Are at increased risk of severe adverse reactions.

Renal Function

Use drug with caution. Dosage adjustment may be required.

Hepatic Function

Use drug with caution. Dosage adjustment may be required.

Special Risk Patients

Use drug with caution in patients with possible folate deficiency (eg, elderly patients, chronic alcoholics, patients undergoing anticonvulsant therapy, patients with malabsorption syndromes or malnutrition), patients with severe allergy or bronchial asthma, patients who have sulfite sensitivity and G-6-PD-deficient individuals.

Ulceration

Take tablets with water or food to prevent lodging in esophagus and subsequent ulceration.

Hematologic effects

Sulfonamide-associated deaths, although rare, have occurred from hypersensitivity of respiratory tract, Stevens-Johnson syndrome, toxic epidermal necrolysis, fulminant hepatic necrosis, agranulocytosis, aplastic anemia, and other blood dyscrasias.

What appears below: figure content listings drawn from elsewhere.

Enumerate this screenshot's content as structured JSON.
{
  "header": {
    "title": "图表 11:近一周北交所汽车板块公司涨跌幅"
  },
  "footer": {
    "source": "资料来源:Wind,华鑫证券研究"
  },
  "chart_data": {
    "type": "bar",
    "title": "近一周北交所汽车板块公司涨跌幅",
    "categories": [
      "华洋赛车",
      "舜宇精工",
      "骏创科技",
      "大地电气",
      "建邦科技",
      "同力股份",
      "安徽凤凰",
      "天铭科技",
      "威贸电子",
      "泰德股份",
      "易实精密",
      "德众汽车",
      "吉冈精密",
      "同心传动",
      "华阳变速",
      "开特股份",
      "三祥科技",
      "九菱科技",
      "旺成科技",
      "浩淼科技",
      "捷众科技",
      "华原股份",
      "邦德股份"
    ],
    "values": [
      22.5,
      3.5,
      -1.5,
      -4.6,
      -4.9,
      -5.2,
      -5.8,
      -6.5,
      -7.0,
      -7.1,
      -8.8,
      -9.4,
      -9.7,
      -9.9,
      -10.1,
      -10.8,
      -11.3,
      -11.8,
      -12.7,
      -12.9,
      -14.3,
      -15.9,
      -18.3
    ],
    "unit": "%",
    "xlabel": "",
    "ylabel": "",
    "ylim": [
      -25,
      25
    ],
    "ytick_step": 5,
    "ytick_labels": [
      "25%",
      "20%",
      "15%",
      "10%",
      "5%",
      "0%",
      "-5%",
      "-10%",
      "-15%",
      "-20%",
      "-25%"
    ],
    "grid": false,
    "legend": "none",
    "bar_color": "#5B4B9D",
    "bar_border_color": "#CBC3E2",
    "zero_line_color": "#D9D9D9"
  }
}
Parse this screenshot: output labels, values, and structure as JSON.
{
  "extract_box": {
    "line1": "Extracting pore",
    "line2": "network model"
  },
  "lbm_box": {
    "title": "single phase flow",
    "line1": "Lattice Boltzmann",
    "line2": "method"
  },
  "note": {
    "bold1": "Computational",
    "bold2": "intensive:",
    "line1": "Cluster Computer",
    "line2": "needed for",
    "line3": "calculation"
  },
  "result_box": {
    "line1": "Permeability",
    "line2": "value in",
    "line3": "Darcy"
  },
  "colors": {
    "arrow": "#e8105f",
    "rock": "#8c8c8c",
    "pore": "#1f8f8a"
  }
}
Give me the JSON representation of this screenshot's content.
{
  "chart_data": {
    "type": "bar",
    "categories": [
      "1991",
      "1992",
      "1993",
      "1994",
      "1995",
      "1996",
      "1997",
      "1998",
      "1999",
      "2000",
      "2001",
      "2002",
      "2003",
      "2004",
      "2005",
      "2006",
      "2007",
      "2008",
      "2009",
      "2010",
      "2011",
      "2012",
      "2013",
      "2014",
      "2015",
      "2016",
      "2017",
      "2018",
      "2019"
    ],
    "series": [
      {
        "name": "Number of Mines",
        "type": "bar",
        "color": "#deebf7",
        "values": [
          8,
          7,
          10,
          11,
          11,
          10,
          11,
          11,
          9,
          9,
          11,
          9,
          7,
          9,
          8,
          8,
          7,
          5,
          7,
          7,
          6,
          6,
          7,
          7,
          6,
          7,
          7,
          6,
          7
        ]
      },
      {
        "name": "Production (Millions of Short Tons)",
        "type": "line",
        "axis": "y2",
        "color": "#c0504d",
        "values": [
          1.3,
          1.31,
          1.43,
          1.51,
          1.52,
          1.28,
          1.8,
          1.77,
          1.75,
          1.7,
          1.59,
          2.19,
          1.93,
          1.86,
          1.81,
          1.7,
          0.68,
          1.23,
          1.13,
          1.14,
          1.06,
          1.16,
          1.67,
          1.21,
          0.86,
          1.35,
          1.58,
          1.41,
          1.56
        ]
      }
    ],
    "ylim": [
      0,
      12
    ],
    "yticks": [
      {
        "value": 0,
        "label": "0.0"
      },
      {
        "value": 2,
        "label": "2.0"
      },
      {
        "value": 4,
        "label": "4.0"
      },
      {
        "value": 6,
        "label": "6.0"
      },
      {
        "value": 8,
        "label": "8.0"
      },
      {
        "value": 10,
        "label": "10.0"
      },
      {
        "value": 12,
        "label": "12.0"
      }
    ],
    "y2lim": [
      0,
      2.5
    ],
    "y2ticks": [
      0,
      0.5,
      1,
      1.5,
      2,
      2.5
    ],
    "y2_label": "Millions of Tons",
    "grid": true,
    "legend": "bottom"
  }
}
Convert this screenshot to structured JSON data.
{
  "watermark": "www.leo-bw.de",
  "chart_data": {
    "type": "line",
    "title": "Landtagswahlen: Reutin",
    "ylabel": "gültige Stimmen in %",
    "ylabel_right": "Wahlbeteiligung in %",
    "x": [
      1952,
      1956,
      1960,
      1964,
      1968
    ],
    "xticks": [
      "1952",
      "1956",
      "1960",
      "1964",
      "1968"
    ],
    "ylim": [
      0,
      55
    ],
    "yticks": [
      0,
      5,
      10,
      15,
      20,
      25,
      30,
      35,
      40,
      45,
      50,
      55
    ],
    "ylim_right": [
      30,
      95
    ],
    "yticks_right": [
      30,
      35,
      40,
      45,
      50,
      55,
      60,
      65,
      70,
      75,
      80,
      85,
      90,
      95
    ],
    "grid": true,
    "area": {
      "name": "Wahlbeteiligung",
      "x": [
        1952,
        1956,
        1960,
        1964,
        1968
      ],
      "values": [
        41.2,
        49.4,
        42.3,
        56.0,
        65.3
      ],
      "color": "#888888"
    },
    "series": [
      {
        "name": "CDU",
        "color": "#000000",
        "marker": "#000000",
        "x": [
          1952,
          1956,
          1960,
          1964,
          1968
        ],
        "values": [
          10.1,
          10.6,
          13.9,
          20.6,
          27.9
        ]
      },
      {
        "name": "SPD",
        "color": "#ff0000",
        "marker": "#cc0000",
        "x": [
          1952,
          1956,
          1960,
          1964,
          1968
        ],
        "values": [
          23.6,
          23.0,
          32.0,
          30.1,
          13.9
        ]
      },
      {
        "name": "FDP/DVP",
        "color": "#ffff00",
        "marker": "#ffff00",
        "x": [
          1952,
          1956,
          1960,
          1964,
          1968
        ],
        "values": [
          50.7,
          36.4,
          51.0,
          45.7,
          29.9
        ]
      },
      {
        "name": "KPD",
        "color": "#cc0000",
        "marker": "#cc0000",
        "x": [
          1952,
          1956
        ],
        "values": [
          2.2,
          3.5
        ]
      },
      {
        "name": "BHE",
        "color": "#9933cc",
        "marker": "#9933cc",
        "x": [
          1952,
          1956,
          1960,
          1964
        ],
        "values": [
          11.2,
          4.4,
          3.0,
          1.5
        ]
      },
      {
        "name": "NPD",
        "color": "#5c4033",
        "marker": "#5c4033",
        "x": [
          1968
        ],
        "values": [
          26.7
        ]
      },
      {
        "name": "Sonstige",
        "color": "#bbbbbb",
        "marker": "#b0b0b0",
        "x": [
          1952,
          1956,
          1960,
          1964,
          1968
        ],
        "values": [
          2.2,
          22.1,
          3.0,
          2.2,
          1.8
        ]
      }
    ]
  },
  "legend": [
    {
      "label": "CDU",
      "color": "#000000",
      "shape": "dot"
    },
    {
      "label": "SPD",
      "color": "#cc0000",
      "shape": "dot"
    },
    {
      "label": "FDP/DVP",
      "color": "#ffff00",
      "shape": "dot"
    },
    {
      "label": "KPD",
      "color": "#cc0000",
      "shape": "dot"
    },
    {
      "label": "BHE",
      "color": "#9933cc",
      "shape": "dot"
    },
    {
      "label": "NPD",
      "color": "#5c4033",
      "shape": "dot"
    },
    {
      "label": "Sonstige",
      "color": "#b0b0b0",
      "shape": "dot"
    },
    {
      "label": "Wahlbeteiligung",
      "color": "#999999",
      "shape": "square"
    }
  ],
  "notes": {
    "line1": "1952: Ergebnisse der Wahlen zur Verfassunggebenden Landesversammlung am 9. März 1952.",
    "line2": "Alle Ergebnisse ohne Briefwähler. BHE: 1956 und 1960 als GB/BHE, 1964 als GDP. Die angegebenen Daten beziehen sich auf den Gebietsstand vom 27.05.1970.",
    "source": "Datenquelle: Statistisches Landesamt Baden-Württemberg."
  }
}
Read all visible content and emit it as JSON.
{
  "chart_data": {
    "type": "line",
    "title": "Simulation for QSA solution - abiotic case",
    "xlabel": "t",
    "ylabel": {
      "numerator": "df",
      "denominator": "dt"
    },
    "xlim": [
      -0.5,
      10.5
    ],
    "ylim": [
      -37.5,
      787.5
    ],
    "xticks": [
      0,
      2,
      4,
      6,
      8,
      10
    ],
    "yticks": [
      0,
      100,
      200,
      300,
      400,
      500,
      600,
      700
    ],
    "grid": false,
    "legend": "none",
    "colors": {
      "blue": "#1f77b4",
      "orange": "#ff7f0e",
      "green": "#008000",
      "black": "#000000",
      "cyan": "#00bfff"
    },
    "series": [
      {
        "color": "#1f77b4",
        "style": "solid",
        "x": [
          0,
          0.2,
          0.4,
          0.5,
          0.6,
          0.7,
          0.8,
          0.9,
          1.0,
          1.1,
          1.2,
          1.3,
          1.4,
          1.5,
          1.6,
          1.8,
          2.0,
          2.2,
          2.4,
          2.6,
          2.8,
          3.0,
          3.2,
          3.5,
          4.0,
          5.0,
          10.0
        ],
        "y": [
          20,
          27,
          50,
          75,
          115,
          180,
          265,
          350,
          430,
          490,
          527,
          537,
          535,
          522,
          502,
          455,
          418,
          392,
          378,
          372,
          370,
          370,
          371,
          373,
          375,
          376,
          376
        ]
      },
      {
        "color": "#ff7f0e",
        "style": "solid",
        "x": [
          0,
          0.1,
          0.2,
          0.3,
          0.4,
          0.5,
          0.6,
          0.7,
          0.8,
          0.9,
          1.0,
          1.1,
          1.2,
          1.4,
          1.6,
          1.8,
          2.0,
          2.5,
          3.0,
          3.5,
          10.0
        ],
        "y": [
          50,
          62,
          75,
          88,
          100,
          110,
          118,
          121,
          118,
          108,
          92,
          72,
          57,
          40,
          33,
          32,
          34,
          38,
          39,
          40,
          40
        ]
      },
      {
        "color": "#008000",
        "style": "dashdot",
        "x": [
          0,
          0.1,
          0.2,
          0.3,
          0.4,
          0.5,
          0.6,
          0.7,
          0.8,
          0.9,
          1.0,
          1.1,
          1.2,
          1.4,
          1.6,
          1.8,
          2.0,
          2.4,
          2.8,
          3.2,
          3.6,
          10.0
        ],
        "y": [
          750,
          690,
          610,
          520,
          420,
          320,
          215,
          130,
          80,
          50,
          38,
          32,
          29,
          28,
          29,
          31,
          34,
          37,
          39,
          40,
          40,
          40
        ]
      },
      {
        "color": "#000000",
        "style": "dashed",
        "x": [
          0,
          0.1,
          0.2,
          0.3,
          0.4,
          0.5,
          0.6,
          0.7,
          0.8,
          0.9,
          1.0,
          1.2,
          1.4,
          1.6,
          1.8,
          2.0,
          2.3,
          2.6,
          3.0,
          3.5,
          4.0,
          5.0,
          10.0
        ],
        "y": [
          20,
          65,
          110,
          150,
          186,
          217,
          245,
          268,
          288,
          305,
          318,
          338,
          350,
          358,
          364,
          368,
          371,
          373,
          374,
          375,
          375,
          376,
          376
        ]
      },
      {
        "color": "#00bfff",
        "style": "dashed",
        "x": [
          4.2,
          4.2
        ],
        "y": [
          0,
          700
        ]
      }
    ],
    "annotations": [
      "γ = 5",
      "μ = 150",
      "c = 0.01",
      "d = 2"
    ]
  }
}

Both components can interfere with hematopoiesis. IV use at high doses for extended periods of time may cause bone marrow depression.

Patients with AIDS

Incidence of side effects, especially rash, fever, and leukopenia, is greatly increased.

Streptococcal pharyngitis

Do not use for streptococcal pharyngitis.

Sulfonamides

Are chemically similar to some goitrogens, diuretics (acetazolamide and the thiazides), and oral hypoglycemic agents. Goiter production, diuresis, and hypoglycemia occur rarely in patients receiving sulfonamides. Cross-sensitivity may occur.

Overdosage

Symptoms

Anorexia, colic, nausea, vomiting, dizziness, headache, drowsiness, depression, confusion, altered mental status, fever, hematuria, crystalluria, blood dyscrasias, jaundice, bone marrow depression.

Patient Information

  • Advise patient to complete full course of therapy.
  • Encourage patient to maintain adequate fluid intake.
  • Advise patient to take tablet with full glass of water.
  • Educate patient and family to report any signs of superinfection such as fever, vaginitis, oral candidiasis, and fatigue.
  • Instruct patient to report these symptoms to health care provider: skin rash, sore throat, fever, unusual bruising or bleeding.
  • Caution patient to avoid exposure to sunlight and to use sunscreen or wear protective clothing to avoid photosensitivity reaction.